Bolsonaro distorce fala de diretor-geral da OMS
Foto: Pablo Jacob/Agência O Globo
Na tentativa de validar o próprio discurso, o presidente Jair Bolsonaro (sem partido) distorceu uma entrevista do diretor-presidente da OMS (Organização Mundial da Saúde), Tedros Ghebreyesus, e insinuou hoje que a entidade estaria alinhada às críticas ao isolamento social, medida necessária para combater o alastramento do coronavírus.
A reclusão tem sido recomendada pelas autoridades de saúde em todo o planeta e apontada como ação essencial de enfrentamento da doença que já matou 159 pessoas no Brasil e deixou milhares de vítimas no mundo.
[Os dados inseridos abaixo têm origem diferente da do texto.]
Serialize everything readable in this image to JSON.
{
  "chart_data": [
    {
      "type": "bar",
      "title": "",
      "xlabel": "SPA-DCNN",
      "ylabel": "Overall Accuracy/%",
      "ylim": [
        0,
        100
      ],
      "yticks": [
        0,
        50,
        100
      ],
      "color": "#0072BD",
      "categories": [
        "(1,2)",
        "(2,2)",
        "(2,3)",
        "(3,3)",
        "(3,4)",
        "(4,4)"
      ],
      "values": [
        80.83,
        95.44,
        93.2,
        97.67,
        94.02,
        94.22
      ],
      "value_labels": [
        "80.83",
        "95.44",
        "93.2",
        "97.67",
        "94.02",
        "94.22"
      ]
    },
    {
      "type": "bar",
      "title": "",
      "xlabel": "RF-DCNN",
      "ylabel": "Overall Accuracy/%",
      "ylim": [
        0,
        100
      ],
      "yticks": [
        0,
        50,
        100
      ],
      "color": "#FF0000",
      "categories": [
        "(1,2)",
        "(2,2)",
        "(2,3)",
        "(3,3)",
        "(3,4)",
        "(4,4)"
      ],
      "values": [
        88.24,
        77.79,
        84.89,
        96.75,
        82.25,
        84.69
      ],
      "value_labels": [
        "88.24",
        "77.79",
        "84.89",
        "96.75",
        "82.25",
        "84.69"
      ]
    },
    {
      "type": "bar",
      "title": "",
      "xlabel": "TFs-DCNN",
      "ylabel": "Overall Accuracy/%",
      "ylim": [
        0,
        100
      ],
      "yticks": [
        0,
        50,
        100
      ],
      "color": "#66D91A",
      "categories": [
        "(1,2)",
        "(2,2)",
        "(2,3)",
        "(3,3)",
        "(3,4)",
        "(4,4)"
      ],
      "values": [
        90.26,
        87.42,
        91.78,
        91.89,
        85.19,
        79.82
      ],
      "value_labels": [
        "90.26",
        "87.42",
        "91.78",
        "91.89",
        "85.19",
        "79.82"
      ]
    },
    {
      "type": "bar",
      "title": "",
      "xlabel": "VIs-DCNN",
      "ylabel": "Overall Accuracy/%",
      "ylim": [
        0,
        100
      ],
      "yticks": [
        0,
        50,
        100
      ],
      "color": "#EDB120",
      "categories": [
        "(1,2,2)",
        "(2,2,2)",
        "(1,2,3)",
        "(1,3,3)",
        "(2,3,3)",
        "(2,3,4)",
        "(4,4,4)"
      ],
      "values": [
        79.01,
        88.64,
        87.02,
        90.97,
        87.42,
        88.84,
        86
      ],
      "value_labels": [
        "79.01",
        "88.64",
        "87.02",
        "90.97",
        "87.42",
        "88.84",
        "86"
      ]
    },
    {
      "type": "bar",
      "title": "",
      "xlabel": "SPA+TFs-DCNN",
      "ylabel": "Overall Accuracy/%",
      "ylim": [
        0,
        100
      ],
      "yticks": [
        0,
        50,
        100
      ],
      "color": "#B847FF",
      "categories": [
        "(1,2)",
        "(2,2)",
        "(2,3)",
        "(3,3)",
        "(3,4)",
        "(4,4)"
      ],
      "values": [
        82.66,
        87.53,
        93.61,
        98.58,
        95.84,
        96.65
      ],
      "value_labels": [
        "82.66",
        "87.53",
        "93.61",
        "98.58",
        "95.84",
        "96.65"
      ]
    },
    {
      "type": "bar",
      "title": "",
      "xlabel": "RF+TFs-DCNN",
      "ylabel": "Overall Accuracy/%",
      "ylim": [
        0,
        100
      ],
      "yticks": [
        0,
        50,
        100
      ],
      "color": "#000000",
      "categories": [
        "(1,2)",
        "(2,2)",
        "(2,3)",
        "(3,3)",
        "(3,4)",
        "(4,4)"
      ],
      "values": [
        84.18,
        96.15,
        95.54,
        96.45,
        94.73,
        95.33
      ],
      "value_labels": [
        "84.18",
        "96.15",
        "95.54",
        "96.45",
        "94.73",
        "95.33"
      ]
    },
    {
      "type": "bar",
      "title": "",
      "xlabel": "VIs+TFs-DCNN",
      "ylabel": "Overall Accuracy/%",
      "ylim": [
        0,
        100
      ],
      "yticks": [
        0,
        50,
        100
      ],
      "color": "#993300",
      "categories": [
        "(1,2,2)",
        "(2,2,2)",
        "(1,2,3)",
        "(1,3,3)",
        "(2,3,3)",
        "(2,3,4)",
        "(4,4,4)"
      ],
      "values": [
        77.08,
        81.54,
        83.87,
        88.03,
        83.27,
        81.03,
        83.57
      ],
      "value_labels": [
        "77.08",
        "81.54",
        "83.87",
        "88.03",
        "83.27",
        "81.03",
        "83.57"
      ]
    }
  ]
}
Ontem (30), Ghebreyesus afirmou que, além da preocupação com a saúde, “os governos precisam garantir o bem-estar das pessoas que perderam sua renda”.
“Cada indivíduo é importante, cada indivíduo é afetado pelas nossas ações. Qualquer país pode ter trabalhadores que precisam trabalhar para ter o pão de cada dia. Isso precisa ser levado em conta.”
No entanto, na mesma entrevista, o diretor-presidente da OMS voltou a enfatizar a importância do isolamento social e deixou claro que essa medida de precaução “é a única opção que temos para derrotar esse vírus”. “É vital respeitar a dignidade do próximo. É vital que os governos se mantenham informados e apoiem o isolamento.”
Ao deixar o Palácio da Alvorada, nesta manhã, Bolsonaro retirou de contexto a fala de Ghebreyesus e disse que, por ele ser africano, “sabe o que é passar dificuldade”. O objetivo do mandatário brasileiro é legitimar a tese de que a reclusão social, recomendada pelo Ministério da Saúde de seu próprio governo, deve ser flexibilizada, pois afeta a economia e pode levar a desemprego em massa.
“O que o diretor-presidente da OMS falou? Esse povo humilde fica o dia todo na rua para levar um prato de comida à noite em casa. Ele falou que ele era africano sabe o que é passar dificuldade. A fome mata mais do que vírus.”
“Quando eu falei isso, entraram até com processo no Tribunal Penal Internacional [em Haia, nos Países Baixos] me chamando de genocida. Eu sou um genocida por estar defendendo o direito de você levar um prato de comida para casa. Ele [Ghebreyesus] estava meio constrangido, mas falou a verdade. Achei excepcional a palavra dele. Meus parabéns: OMS se associa a Jair Bolsonaro”, ironizou.
O presidente também evitou comentar a postura do ministro da Saúde, Luiz Henrique Mandetta (DEM), que tem pedido reiteradamente para que a população fique em casa, na contramão das opiniões do chefe. Bolsonaro que que a medida seja limitada apenas a quem está nos grupos de risco —idosos e pessoas com problemas de saúde preexistentes.
“Não sei o que ele falou. Parto do princípio que eu tenho que ver, e não acreditar no que está escrito. Não se esqueça que eu sou o presidente.”